The Pros and Cons of Self Identifying on Journal Reviews

When serving as a reviewer of a journal article I usually do not reveal my identity, but some people in my field choose to self identify on a regular basis. I’ve been reconsidering my stance on this and thought I’d share my list of pros and cons.

Pros of self-identifying:

  • Encourages the reviewer be more civil and respectful
  • Helps the name recognition of the reviewer, which might be good for early career scientists
  • Opens the possibility for collaboration if the author wants to follow up on a reviewer’s suggestion that is outside the scope of the study

Cons of self-identifying:

  • Possibility for quid pro quo, such as the author offering to give the reviewer a favorable review later for receiving a favorable second round review on the current manuscript
  • Possibility for retaliation, such as rejection of the reviewer’s future proposals

This is all I could come up with so far, so let me know if there are any more that I missed.
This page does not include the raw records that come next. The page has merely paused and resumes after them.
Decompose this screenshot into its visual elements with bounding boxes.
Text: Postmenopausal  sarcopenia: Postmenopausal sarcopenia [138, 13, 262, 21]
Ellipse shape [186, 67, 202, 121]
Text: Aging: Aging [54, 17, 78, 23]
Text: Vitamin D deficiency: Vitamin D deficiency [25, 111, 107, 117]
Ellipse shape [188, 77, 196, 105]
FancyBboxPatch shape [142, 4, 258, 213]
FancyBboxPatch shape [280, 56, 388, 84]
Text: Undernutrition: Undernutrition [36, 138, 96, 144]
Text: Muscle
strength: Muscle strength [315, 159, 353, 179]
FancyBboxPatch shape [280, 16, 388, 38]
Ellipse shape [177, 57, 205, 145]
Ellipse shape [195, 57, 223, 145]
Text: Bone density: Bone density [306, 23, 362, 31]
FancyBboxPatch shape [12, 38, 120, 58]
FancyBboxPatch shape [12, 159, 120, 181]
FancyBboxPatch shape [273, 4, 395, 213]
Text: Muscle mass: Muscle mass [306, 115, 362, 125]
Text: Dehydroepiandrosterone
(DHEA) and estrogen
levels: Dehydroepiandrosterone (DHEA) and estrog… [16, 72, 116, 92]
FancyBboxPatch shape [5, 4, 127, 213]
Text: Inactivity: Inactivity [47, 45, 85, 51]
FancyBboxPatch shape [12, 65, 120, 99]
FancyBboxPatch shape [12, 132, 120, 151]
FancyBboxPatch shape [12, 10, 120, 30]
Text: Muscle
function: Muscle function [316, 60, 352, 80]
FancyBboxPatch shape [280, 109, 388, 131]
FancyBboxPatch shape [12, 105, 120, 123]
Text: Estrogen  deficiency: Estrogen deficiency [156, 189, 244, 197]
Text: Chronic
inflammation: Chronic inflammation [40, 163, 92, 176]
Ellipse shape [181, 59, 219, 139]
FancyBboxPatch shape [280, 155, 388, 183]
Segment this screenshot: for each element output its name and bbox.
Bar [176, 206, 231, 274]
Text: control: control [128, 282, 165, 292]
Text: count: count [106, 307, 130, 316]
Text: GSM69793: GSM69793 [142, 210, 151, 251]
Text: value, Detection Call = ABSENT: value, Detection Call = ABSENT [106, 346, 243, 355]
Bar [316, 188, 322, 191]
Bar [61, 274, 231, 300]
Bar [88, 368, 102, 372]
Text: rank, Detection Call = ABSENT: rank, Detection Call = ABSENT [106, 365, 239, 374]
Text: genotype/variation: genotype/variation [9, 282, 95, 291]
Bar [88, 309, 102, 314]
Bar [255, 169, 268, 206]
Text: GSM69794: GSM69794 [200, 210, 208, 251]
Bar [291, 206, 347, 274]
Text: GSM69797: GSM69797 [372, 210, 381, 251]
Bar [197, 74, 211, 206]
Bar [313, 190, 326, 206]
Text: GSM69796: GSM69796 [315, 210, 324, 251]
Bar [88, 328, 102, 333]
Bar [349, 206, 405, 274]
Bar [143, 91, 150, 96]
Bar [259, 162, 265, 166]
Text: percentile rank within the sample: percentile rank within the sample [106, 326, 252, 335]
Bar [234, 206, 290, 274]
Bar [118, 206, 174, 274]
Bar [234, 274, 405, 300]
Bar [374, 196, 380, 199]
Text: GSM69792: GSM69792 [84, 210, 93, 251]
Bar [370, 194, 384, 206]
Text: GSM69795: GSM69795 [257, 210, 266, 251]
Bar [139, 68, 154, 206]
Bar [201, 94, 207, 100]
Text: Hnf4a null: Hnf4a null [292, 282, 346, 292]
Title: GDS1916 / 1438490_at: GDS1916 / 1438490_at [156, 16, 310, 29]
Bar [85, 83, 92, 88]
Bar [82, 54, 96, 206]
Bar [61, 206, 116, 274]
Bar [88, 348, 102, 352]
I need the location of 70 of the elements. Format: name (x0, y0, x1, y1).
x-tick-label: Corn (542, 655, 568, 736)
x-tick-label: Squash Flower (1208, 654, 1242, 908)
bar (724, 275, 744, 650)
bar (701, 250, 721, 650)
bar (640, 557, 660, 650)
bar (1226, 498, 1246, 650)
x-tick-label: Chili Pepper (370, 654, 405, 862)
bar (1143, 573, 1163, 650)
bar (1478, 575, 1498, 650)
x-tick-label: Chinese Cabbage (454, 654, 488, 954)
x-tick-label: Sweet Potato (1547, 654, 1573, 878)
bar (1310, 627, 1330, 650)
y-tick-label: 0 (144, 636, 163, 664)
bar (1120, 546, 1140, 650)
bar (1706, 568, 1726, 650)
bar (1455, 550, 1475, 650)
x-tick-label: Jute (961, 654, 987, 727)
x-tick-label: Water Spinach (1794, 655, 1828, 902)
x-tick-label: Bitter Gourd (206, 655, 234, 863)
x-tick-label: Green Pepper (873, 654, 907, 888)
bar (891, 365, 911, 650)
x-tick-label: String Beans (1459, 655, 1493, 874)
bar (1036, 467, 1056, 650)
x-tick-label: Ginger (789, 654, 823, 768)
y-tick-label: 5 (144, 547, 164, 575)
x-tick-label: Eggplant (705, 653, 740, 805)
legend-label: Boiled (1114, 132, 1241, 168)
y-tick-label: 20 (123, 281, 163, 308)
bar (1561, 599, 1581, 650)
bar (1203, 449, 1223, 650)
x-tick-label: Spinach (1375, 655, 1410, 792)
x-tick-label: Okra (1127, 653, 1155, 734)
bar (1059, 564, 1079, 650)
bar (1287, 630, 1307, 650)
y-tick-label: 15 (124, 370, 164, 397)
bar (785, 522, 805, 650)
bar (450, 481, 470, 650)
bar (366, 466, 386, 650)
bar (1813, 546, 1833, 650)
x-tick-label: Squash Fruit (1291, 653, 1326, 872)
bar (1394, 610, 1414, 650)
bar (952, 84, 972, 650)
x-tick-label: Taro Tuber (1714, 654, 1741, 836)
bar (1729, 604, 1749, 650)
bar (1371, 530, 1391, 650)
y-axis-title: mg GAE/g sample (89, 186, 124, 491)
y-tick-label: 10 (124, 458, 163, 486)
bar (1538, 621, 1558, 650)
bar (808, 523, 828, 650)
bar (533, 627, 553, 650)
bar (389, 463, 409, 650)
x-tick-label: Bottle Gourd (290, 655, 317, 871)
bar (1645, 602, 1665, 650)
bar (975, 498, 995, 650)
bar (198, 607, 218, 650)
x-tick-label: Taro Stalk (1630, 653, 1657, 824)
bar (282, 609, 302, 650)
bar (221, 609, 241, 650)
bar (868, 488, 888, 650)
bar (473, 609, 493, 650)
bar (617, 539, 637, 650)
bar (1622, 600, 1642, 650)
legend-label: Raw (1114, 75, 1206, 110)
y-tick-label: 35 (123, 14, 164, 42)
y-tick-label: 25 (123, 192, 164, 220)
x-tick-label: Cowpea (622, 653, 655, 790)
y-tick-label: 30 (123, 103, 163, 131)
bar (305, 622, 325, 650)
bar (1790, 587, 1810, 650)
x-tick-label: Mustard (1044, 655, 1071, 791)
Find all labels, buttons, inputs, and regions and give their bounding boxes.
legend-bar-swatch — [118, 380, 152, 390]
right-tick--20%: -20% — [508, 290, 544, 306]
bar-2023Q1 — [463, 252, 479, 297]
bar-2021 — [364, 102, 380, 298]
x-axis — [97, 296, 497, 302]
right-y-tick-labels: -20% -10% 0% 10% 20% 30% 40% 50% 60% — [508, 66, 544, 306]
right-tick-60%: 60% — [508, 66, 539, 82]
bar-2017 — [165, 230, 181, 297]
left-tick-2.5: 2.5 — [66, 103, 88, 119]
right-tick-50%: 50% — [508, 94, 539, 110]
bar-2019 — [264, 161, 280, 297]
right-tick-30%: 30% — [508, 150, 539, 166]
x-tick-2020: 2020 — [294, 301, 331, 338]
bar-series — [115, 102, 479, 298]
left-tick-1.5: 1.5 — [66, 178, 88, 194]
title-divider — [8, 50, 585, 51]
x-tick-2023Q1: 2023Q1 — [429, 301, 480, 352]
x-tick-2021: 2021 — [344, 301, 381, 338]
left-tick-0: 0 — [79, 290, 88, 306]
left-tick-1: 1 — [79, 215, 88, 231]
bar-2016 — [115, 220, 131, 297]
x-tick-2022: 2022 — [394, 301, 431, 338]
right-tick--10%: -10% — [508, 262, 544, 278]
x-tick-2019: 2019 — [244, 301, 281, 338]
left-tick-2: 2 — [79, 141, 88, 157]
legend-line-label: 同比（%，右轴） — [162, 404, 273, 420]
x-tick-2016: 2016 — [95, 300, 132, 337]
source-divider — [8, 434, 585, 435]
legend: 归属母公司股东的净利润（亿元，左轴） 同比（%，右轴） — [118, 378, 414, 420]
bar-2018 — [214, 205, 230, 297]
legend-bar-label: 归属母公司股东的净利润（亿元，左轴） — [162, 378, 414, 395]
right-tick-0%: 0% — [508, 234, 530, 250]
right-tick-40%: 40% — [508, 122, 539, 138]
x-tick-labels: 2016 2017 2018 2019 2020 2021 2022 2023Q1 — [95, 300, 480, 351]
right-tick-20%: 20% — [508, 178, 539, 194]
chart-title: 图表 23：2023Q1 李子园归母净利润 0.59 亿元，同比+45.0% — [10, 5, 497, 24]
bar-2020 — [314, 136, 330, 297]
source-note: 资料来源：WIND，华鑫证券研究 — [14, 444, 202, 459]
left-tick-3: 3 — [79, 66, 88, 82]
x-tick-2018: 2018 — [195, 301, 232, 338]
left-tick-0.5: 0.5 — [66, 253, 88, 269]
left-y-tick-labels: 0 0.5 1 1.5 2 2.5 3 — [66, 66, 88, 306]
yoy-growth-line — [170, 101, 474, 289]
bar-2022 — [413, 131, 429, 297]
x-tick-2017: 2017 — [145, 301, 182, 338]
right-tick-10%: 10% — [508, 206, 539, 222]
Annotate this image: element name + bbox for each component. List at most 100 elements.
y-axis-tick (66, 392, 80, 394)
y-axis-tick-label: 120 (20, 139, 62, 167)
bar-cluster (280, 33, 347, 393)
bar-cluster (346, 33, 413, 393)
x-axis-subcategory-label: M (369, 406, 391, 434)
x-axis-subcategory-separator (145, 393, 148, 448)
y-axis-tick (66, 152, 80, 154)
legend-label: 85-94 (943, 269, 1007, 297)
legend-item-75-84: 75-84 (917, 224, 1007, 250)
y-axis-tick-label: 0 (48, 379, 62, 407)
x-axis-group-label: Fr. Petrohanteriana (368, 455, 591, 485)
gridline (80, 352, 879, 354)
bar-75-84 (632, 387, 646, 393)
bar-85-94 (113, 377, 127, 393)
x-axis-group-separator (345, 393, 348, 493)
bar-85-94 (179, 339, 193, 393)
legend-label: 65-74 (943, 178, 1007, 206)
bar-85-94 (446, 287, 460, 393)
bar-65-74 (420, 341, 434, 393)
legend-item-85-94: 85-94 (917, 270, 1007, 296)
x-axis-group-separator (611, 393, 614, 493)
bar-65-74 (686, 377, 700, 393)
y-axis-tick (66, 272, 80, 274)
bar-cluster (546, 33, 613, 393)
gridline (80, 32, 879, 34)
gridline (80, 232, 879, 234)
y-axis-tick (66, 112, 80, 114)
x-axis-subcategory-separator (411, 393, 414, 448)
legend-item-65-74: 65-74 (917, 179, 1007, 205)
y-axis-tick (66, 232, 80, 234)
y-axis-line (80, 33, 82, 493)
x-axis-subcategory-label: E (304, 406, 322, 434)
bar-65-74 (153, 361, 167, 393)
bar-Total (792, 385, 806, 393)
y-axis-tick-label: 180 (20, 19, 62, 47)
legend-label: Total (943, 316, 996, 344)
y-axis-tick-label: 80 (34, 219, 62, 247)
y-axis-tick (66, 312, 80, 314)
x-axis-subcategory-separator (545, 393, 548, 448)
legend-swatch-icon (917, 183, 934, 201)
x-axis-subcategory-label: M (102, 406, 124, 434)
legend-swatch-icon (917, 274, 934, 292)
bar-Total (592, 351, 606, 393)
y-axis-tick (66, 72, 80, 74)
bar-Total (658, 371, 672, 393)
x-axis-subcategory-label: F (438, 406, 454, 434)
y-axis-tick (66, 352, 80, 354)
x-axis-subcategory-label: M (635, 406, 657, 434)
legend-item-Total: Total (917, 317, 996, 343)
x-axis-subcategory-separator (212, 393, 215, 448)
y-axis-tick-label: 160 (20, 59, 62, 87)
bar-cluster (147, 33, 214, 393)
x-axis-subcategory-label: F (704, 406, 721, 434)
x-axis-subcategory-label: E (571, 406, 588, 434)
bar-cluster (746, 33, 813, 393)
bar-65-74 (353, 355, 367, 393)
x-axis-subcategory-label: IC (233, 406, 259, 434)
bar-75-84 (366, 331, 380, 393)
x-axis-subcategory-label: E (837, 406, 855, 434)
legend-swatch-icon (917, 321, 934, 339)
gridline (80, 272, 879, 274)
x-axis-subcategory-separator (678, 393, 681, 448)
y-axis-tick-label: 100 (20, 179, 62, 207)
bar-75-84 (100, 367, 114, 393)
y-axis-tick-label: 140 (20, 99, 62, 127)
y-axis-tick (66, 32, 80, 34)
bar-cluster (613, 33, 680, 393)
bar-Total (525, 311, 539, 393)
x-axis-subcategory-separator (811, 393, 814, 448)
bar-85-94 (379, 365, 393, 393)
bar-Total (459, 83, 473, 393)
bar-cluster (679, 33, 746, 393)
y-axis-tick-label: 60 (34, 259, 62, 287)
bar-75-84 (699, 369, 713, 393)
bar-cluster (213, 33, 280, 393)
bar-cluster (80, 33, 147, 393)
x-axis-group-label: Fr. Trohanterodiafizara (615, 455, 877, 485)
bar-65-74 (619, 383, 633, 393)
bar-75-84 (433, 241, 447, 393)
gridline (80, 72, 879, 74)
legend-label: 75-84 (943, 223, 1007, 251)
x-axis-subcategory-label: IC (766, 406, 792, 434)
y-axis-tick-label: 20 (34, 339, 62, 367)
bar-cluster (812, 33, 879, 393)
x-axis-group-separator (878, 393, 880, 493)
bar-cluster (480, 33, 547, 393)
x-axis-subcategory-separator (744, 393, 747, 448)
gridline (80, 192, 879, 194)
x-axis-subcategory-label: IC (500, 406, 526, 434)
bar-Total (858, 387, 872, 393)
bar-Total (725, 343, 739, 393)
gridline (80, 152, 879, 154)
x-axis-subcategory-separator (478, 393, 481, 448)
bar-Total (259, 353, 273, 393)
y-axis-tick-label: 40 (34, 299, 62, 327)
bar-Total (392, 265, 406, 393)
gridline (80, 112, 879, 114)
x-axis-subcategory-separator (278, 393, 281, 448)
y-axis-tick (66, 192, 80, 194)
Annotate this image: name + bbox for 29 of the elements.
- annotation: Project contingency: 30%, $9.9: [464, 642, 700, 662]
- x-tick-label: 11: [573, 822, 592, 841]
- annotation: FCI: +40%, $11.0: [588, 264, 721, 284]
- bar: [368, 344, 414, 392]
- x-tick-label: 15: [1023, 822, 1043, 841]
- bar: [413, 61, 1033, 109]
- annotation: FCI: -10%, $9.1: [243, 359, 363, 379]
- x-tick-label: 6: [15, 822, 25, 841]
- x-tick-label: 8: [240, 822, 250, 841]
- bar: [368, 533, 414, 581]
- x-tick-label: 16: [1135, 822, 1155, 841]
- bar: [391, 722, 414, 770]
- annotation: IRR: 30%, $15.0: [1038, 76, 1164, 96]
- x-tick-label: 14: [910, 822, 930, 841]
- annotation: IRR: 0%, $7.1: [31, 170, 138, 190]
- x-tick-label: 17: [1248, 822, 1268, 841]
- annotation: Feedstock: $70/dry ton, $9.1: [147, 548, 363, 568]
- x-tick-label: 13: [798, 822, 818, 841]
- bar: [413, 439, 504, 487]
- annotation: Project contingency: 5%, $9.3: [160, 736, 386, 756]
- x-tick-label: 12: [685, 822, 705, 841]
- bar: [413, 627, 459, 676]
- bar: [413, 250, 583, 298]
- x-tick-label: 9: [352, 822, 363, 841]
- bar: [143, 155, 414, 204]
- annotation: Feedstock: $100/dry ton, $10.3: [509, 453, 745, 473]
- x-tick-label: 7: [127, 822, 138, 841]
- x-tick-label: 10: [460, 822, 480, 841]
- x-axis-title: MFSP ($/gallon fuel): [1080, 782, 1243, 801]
Even with this short list, I don’t think any of these scenarios are trivial. Personally, I think the pros outweigh the cons. Or maybe I should say that the con scenarios seem less likely, which suggests there shouldn’t be much concern about self identifying. On the other hand, sometimes rejections are necessary, and there’s no way to ensure that the author won’t take it personally.

So I think I will start self identifying as a reviewer, unless the paper is terrible and I can’t avoid a negative review.